Tribune Staff Reporter


AN application to commit Lyford Cay fashion designer Peter Nygard to prison has been suspended indefinitely pending the outcome of a recusal hearing against a Supreme Court judge due to her alleged bias, The Tribune can confirm.

Court documents obtained by The Tribune show that Elliot Lockhart, QC, attorney for Mr Nygard, filed a notice of motion last week Thursday for an order to have Justice Rhonda Bain “recuse herself from the trial of these proceedings on the ground of bias”.

The motion also showed that Mr Nygard was seeking an order to stay all further proceedings against him pending the hearing of the motion.

Additionally, in another affidavit obtained by The Tribune, Keod Smith, Mr Nygard’s former attorney, lodged his support of Mr Nygard’s recusal application.

Mr Smith, while previously engaged by Mr Nygard, had also sought to have Justice Bain recuse herself from the matter, alleging that she had made a series of decisions against Mr Nygard based on her affiliation with the Free National Movement (FNM). Those allegations however, resulted in Justice Bain finding Mr Smith guilty of contempt “for scandalising the court”.

Nonetheless, environmental group Save the Bays (STB), formerly known as the Coalition to Save Clifton Bay, refuted Mr Nygard’s recusal application. In another affidavit obtained by The Tribune, Adrian Gibson, part of STB’s legal team, said the recusal application is “clearly misconceived” and an “abuse of the process of the court” which is “transparently calculated to delay the progress of the first committal application”.

Mr Gibson called for the recusal application to be dismissed with costs to (STB) “on a full indemnity basis”.

The Tribune understands that on Monday counsel for Mr Nygard as well as counsel for STB appeared before Justice Bain for a hearing into STB’s motion to commit Mr Nygard to prison for breaching the terms of the injunction.

However, both parties reportedly agreed that the hearing into the committal application could not proceed in light of Mr Nygard having filed the recusal application the week prior. Another factor, The Tribune understands, was Mr Lockhart also having to serve as counsel for murder accused Donna Vasyli that same day.

As a result, the committal hearings were adjourned until the conclusion of the hearings into Mr Nygard’s recusal application. That hearing is scheduled to resume today at 2.30pm, at which time Justice Bain will give her directions on the way forward.

STB’s battle with Mr Nygard over the construction/development activities at his Lyford Cay home stem from allegations that the activities have led to substantial growth of the property.

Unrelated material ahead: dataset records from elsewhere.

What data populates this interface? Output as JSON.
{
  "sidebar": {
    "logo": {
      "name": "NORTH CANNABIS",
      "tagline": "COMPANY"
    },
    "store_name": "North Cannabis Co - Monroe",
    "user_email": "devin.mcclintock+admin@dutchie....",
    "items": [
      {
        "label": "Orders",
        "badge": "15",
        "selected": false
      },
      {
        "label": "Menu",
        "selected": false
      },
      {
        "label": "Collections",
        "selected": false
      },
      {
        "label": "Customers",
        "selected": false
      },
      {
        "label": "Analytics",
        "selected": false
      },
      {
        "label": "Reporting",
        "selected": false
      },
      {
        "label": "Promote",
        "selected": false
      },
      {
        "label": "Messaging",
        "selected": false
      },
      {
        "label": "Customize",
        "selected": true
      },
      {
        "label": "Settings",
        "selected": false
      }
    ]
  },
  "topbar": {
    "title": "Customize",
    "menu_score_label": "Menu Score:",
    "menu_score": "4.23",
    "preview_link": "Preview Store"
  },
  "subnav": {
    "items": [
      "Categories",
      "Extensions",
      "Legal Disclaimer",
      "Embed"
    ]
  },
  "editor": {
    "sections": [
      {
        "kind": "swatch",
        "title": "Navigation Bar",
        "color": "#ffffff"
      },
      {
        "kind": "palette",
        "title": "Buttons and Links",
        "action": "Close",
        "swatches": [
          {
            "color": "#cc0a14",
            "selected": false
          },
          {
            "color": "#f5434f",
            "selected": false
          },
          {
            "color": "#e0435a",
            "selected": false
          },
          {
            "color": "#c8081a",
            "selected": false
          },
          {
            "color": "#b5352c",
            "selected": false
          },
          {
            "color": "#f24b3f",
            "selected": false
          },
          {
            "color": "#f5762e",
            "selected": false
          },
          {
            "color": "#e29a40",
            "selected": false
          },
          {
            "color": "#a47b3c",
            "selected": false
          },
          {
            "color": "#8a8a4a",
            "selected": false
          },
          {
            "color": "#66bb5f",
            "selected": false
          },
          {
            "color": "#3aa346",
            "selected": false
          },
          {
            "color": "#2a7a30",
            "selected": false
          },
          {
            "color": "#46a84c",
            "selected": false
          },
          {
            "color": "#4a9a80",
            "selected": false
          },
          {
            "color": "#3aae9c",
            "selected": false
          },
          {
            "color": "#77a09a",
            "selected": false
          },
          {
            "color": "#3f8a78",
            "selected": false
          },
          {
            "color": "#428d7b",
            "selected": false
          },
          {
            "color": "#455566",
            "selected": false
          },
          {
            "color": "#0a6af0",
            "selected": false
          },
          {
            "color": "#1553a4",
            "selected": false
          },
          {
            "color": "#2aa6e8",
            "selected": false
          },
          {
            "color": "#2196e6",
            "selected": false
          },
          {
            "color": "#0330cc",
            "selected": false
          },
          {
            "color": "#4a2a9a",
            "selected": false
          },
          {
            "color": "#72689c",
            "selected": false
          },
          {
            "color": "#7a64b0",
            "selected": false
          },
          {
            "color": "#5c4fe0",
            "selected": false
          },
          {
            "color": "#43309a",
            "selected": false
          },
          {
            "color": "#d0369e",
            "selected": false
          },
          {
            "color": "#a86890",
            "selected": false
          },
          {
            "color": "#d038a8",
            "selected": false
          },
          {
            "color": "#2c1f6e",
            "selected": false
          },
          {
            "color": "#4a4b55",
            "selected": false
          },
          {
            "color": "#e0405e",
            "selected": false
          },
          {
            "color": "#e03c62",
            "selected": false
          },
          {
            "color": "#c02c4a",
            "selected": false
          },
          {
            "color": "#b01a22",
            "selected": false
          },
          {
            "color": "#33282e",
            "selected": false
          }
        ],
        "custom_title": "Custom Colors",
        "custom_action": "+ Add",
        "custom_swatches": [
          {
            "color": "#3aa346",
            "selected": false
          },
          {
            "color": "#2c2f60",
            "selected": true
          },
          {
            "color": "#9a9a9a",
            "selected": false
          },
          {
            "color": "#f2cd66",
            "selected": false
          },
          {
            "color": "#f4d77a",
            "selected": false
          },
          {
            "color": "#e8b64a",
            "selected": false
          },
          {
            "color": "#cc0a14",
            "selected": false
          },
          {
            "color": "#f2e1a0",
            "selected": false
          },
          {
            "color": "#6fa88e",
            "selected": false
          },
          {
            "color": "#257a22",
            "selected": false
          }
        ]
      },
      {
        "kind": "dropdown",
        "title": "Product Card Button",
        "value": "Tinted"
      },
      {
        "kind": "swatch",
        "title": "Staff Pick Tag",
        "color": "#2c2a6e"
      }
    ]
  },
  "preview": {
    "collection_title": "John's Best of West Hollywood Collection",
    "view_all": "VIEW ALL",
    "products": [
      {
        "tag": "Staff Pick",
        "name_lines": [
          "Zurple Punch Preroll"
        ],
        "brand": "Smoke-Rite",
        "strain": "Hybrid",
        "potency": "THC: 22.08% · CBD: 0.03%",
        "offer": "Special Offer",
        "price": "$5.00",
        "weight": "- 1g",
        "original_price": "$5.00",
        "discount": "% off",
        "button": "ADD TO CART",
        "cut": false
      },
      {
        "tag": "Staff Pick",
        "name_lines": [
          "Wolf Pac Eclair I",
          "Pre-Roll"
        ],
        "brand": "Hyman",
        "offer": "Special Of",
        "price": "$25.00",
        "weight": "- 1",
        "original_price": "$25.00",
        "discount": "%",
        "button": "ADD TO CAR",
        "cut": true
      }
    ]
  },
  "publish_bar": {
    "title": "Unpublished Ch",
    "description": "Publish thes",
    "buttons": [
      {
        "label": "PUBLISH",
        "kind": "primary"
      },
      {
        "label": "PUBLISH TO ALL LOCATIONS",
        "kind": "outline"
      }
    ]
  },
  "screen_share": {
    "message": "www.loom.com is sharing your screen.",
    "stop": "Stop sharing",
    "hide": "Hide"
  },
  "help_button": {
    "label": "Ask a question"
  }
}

The group claims that the Lyford Cay resident has almost doubled his property’s size, from 3.25 acres to 6.1 acres, since he acquired it in 1984, by allegedly reclaiming Crown Land from the sea.

The advocacy group has alleged that Mr Nygard achieved this without the necessary permits and approvals, claims that have been denied by the fashion designer.

That comes against the backdrop of Justice Bain’s ruling in 2013 that until the conclusion of judicial review proceedings challenging the legality of the construction of a groyne and the dredging of the seabed off Nygard Cay, neither activity could continue. However, since then, STB has submitted photographic evidence in court purporting that the exact opposite has happened.